Les culottes courtes
La perception des jambes était sans doute lourdement chargée de signification. Je me rappelle que vers 6 ans, je portais une culotte courte taillée par ma mère (bonne couturière, et d'une façon générale, ménagère exemplaire) dans un pantalon paternel. Une fois au moins, le tissu me causa des démangeaisons; et surtout, mon père (ouvrier modèle) portait toujours un pantalon de costume, le plus souvent avec la veste. Sa tenue se relâchait à peine lors des vacances chez sa mère, dans un village en Bretagne profonde, où les paysans portaient toujours des pantalons. Comme j'avais hâte d'être une «grande personne» et que je voulais être breton (c'est l'une des rares anecdotes qu'on m'a racontées), j'ai fini par obtenir de ne plus porter que des pantalons. À l'école primaire, au moins à partir du CE2 si ce n'est avant, je ne portais jamais de culotte courte: je pratiquais le sport en survêtement, j'avais refusé de participer au défilé des écoliers (en short blanc) à la fête municipale, tout comme à une sortie à la plage. De plus, j'étais dispensé de piscine du fait de mes otites récurrentes, et une infection opportune m'avait même permis de manquer la première semaine de classe de neige…
Expédié dans une colonie de vacances de la ville, je préservai de même ma dignité, laissant au fond de la valise les trois shorts que ma mère m'avait achetés, à force d'insistance, et que j'avais fini par consentir à choisir.

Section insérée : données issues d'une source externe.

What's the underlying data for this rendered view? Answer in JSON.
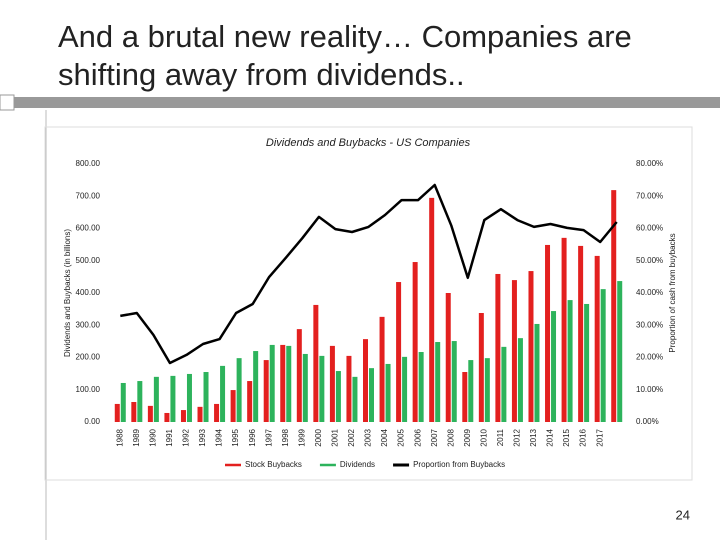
{
  "slide": {
    "title": "And a brutal new reality… Companies are shifting away from dividends..",
    "page_number": "24"
  },
  "chart_data": {
    "type": "bar_line",
    "title": "Dividends and Buybacks - US Companies",
    "y_label": "Dividends and Buybacks (in billions)",
    "y2_label": "Proportion of cash from buybacks",
    "categories": [
      "1988",
      "1989",
      "1990",
      "1991",
      "1992",
      "1993",
      "1994",
      "1995",
      "1996",
      "1997",
      "1998",
      "1999",
      "2000",
      "2001",
      "2002",
      "2003",
      "2004",
      "2005",
      "2006",
      "2007",
      "2008",
      "2009",
      "2010",
      "2011",
      "2012",
      "2013",
      "2014",
      "2015",
      "2016",
      "2017",
      null
    ],
    "series": [
      {
        "name": "Stock Buybacks",
        "color": "#e3201f",
        "kind": "bar",
        "values": [
          56,
          62,
          50,
          28,
          37,
          47,
          56,
          99,
          127,
          192,
          239,
          288,
          363,
          236,
          205,
          257,
          326,
          434,
          496,
          695,
          400,
          155,
          338,
          459,
          440,
          468,
          549,
          571,
          546,
          515,
          719
        ]
      },
      {
        "name": "Dividends",
        "color": "#2db35c",
        "kind": "bar",
        "values": [
          121,
          127,
          140,
          143,
          149,
          155,
          174,
          198,
          220,
          239,
          236,
          211,
          205,
          158,
          140,
          167,
          180,
          202,
          217,
          248,
          251,
          192,
          198,
          233,
          260,
          304,
          344,
          378,
          366,
          412,
          437
        ]
      },
      {
        "name": "Proportion from Buybacks",
        "color": "#000000",
        "kind": "line",
        "axis": "y2",
        "values": [
          32.9,
          33.8,
          27,
          18.3,
          20.8,
          24.2,
          25.7,
          33.8,
          36.6,
          45,
          50.9,
          57,
          63.6,
          59.8,
          58.9,
          60.5,
          64.2,
          68.8,
          68.8,
          73.5,
          61,
          44.7,
          62.6,
          66,
          62.6,
          60.5,
          61.4,
          60.2,
          59.5,
          55.8,
          62
        ]
      }
    ],
    "ylim": [
      0,
      800
    ],
    "yticks": [
      {
        "value": 0,
        "label": "0.00"
      },
      {
        "value": 100,
        "label": "100.00"
      },
      {
        "value": 200,
        "label": "200.00"
      },
      {
        "value": 300,
        "label": "300.00"
      },
      {
        "value": 400,
        "label": "400.00"
      },
      {
        "value": 500,
        "label": "500.00"
      },
      {
        "value": 600,
        "label": "600.00"
      },
      {
        "value": 700,
        "label": "700.00"
      },
      {
        "value": 800,
        "label": "800.00"
      }
    ],
    "y2lim": [
      0,
      80
    ],
    "y2ticks": [
      {
        "value": 0,
        "label": "0.00%"
      },
      {
        "value": 10,
        "label": "10.00%"
      },
      {
        "value": 20,
        "label": "20.00%"
      },
      {
        "value": 30,
        "label": "30.00%"
      },
      {
        "value": 40,
        "label": "40.00%"
      },
      {
        "value": 50,
        "label": "50.00%"
      },
      {
        "value": 60,
        "label": "60.00%"
      },
      {
        "value": 70,
        "label": "70.00%"
      },
      {
        "value": 80,
        "label": "80.00%"
      }
    ],
    "legend": "bottom"
  }
}
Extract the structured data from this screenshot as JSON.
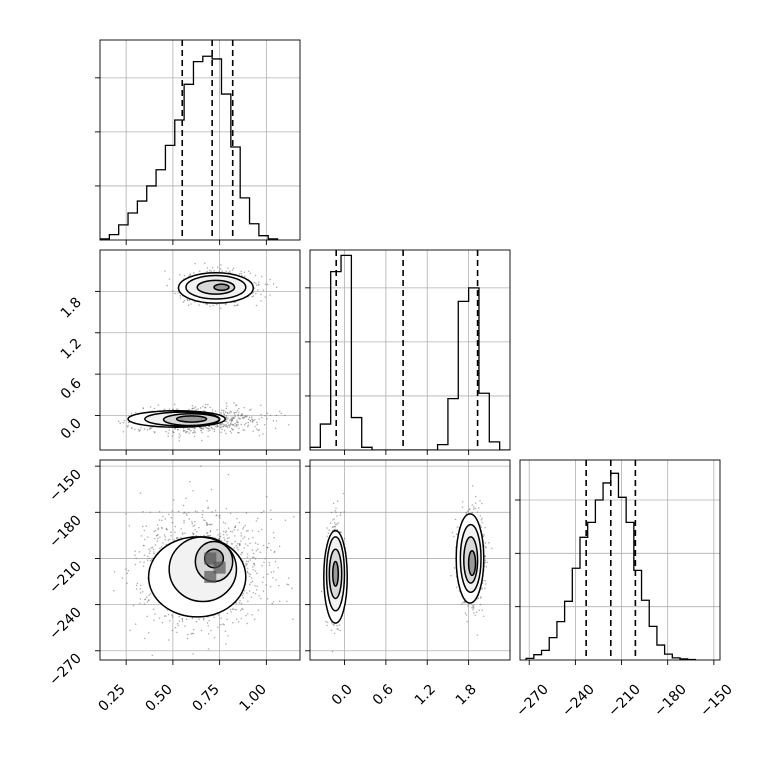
{
  "chart_data": {
    "type": "corner",
    "grid": true,
    "parameters": [
      {
        "ticks": [
          0.25,
          0.5,
          0.75,
          1.0
        ],
        "tick_labels": [
          "0.25",
          "0.50",
          "0.75",
          "1.00"
        ],
        "range": [
          0.11,
          1.18
        ],
        "hist_y_ticks": [
          1,
          2,
          3
        ],
        "hist": {
          "edges": [
            0.11,
            0.16,
            0.21,
            0.26,
            0.31,
            0.36,
            0.41,
            0.46,
            0.51,
            0.56,
            0.61,
            0.66,
            0.71,
            0.76,
            0.81,
            0.86,
            0.91,
            0.96,
            1.01,
            1.06
          ],
          "counts": [
            0.02,
            0.1,
            0.28,
            0.5,
            0.72,
            1.0,
            1.3,
            1.75,
            2.22,
            2.88,
            3.3,
            3.4,
            3.35,
            2.7,
            1.72,
            0.78,
            0.3,
            0.08,
            0.02
          ],
          "ymax": 3.7
        },
        "quantiles": [
          0.55,
          0.71,
          0.82
        ]
      },
      {
        "ticks": [
          0.0,
          0.6,
          1.2,
          1.8
        ],
        "tick_labels": [
          "0.0",
          "0.6",
          "1.2",
          "1.8"
        ],
        "range": [
          -0.5,
          2.4
        ],
        "hist_y_ticks": [
          1,
          2,
          3
        ],
        "hist": {
          "edges": [
            -0.5,
            -0.35,
            -0.2,
            -0.05,
            0.1,
            0.25,
            0.4,
            1.35,
            1.5,
            1.65,
            1.8,
            1.95,
            2.1,
            2.25,
            2.4
          ],
          "counts": [
            0.05,
            0.48,
            3.3,
            3.6,
            0.6,
            0.05,
            0,
            0.1,
            0.95,
            2.75,
            3.0,
            1.05,
            0.15,
            0
          ],
          "ymax": 3.7
        },
        "quantiles": [
          -0.12,
          0.85,
          1.93
        ]
      },
      {
        "ticks": [
          -270,
          -240,
          -210,
          -180,
          -150
        ],
        "tick_labels": [
          "−270",
          "−240",
          "−210",
          "−180",
          "−150"
        ],
        "range": [
          -276,
          -146
        ],
        "hist_y_ticks": [
          1,
          2,
          3
        ],
        "hist": {
          "edges": [
            -272,
            -267,
            -262,
            -257,
            -252,
            -247,
            -242,
            -237,
            -232,
            -227,
            -222,
            -217,
            -212,
            -207,
            -202,
            -197,
            -192,
            -187,
            -182,
            -177,
            -172,
            -167,
            -162
          ],
          "counts": [
            0.03,
            0.1,
            0.18,
            0.42,
            0.72,
            1.1,
            1.72,
            2.3,
            2.58,
            3.0,
            3.32,
            3.5,
            3.05,
            2.58,
            1.68,
            1.12,
            0.63,
            0.28,
            0.11,
            0.04,
            0.02,
            0.01
          ],
          "ymax": 3.75
        },
        "quantiles": [
          -233,
          -217,
          -201
        ]
      }
    ],
    "scatter_panels": [
      {
        "id": "p1-p0",
        "xparam": 0,
        "yparam": 1,
        "modes": [
          {
            "cx": 0.75,
            "cy": 1.85,
            "sx": 0.085,
            "sy": 0.1,
            "weight": 0.5
          },
          {
            "cx": 0.62,
            "cy": -0.07,
            "sx": 0.15,
            "sy": 0.08,
            "weight": 0.5
          }
        ],
        "contours": [
          [
            [
              0.76,
              1.86,
              0.04,
              0.045
            ],
            [
              0.73,
              1.86,
              0.1,
              0.1
            ],
            [
              0.73,
              1.86,
              0.16,
              0.17
            ],
            [
              0.73,
              1.85,
              0.2,
              0.22
            ]
          ],
          [
            [
              0.6,
              -0.05,
              0.08,
              0.045
            ],
            [
              0.6,
              -0.06,
              0.15,
              0.085
            ],
            [
              0.55,
              -0.05,
              0.2,
              0.1
            ],
            [
              0.52,
              -0.05,
              0.26,
              0.12
            ]
          ]
        ]
      },
      {
        "id": "p2-p0",
        "xparam": 0,
        "yparam": 2,
        "modes": [
          {
            "cx": 0.66,
            "cy": -217,
            "sx": 0.14,
            "sy": 15,
            "weight": 1.0
          }
        ],
        "contours": [
          [
            [
              0.72,
              -210,
              0.05,
              6
            ],
            [
              0.72,
              -212,
              0.1,
              13
            ],
            [
              0.66,
              -217,
              0.18,
              21
            ],
            [
              0.63,
              -222,
              0.26,
              26
            ]
          ]
        ],
        "dark_cells": [
          [
            0.7,
            -222
          ],
          [
            0.7,
            -210
          ],
          [
            0.75,
            -216
          ]
        ]
      },
      {
        "id": "p2-p1",
        "xparam": 1,
        "yparam": 2,
        "modes": [
          {
            "cx": -0.13,
            "cy": -220,
            "sx": 0.05,
            "sy": 14,
            "weight": 0.5
          },
          {
            "cx": 1.85,
            "cy": -210,
            "sx": 0.08,
            "sy": 13,
            "weight": 0.5
          }
        ],
        "contours": [
          [
            [
              -0.13,
              -220,
              0.04,
              8
            ],
            [
              -0.13,
              -220,
              0.09,
              16
            ],
            [
              -0.13,
              -220,
              0.13,
              24
            ],
            [
              -0.13,
              -222,
              0.17,
              30
            ]
          ],
          [
            [
              1.85,
              -213,
              0.05,
              8
            ],
            [
              1.83,
              -211,
              0.1,
              15
            ],
            [
              1.83,
              -210,
              0.15,
              22
            ],
            [
              1.82,
              -210,
              0.2,
              29
            ]
          ]
        ]
      }
    ]
  }
}
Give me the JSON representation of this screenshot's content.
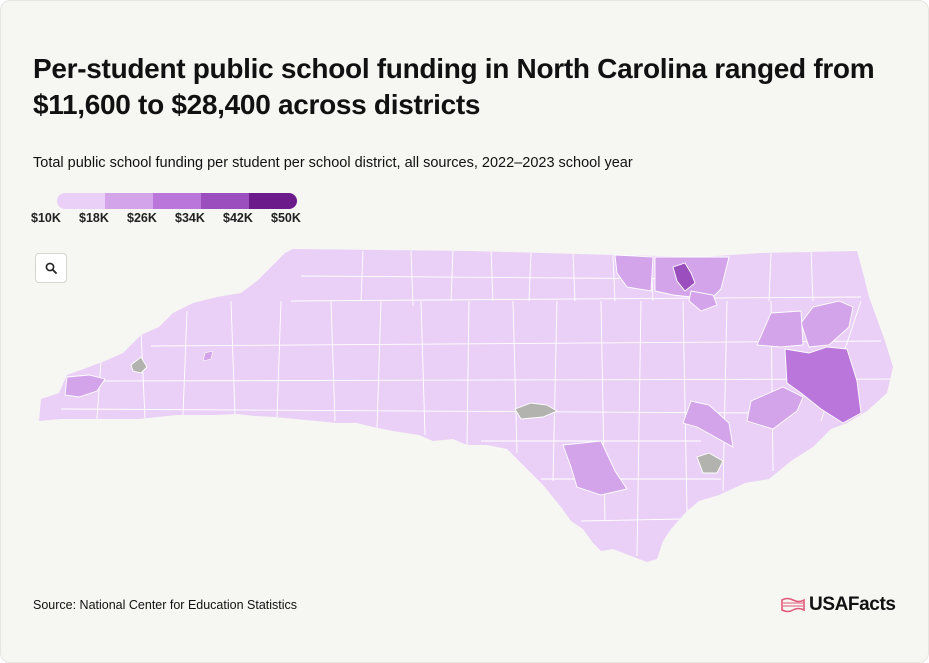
{
  "header": {
    "title": "Per-student public school funding in North Carolina ranged from $11,600 to $28,400 across districts",
    "subtitle": "Total public school funding per student per school district, all sources, 2022–2023 school year"
  },
  "legend": {
    "labels": [
      "$10K",
      "$18K",
      "$26K",
      "$34K",
      "$42K",
      "$50K"
    ],
    "colors": [
      "#ead0f7",
      "#d3a4ea",
      "#bb76db",
      "#9b4fbf",
      "#6b1c8a"
    ]
  },
  "map": {
    "state": "North Carolina",
    "base_color": "#ead0f7",
    "no_data_color": "#b2b2ae",
    "zoom_icon": "search-icon"
  },
  "footer": {
    "source": "Source: National Center for Education Statistics",
    "logo_text": "USAFacts",
    "logo_icon": "usafacts-flag-icon",
    "logo_color": "#e0587a"
  }
}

Je ne dérogeai qu'une unique soirée, à l'étonnement des autres enfants. Une autre idée fixe, liée, était que seuls les bébés pleuraient. Il est quasiment certain que mon père a fortement ridiculisé les pleurs (et, plus généralement, toute manifestation affective) ; les larmes, fréquentes jusque 2 ans, se sont probablement raréfiées avec la compréhension du langage. Je ne me rappelle pas avoir jamais pleuré à l'école élémentaire. Dans cette colonie de vacances, j'ai pleuré une seule fois, suite à une brimade sans gravité, cherchant de toutes mes forces à retenir mes larmes, et réussissant seulement à faire rire tout le monde par mes grimaces.
Je ne pleurais pas non plus au collège : ayant sans doute un complexe d'infériorité relatif au développement sexuel, je m'efforçais d'être un petit adulte, c'est-à-dire notamment une personne qui n'a pas de sentiments et suit une morale rigide. Je refusais donc les shorts ainsi que tout vêtement dans lequel je voyais des connotations «pas sérieuses» (terme paternel), en particulier, les blue jeans délavés. En 4ème, malgré tout, ayant remarqué que les sportifs adultes pratiquaient en short, je décidai de faire de même : le short, unique, était alors confiné au sport ; je n'en portais sinon jamais, que ce soit au collège, à la maison ou en vacances. Il n'est toutefois pas évident que la motivation était sexuelle car, lors de grandes chaleurs, il m'est arrivé de rester en slip de bain dans le jardin, y compris en présence d'autres enfants, et à la plage, je restai dévêtu sans gêne apparente, jusque dans la voiture. La sexualité était complètement occultée en même temps que la sensibilité : je vivais sur des principes, par principe, comme papa. En fait, le short n'était nullement désagréable en soi : dans les colonies de vacances gérées par l'employeur de mes parents, on nous habillait tous d'une vareuse et d'un short de toile bleue, ce qui ne plaisait pas à la plupart des enfants, mais qui ne m'était nullement désagréable, bien au contraire, peut-être.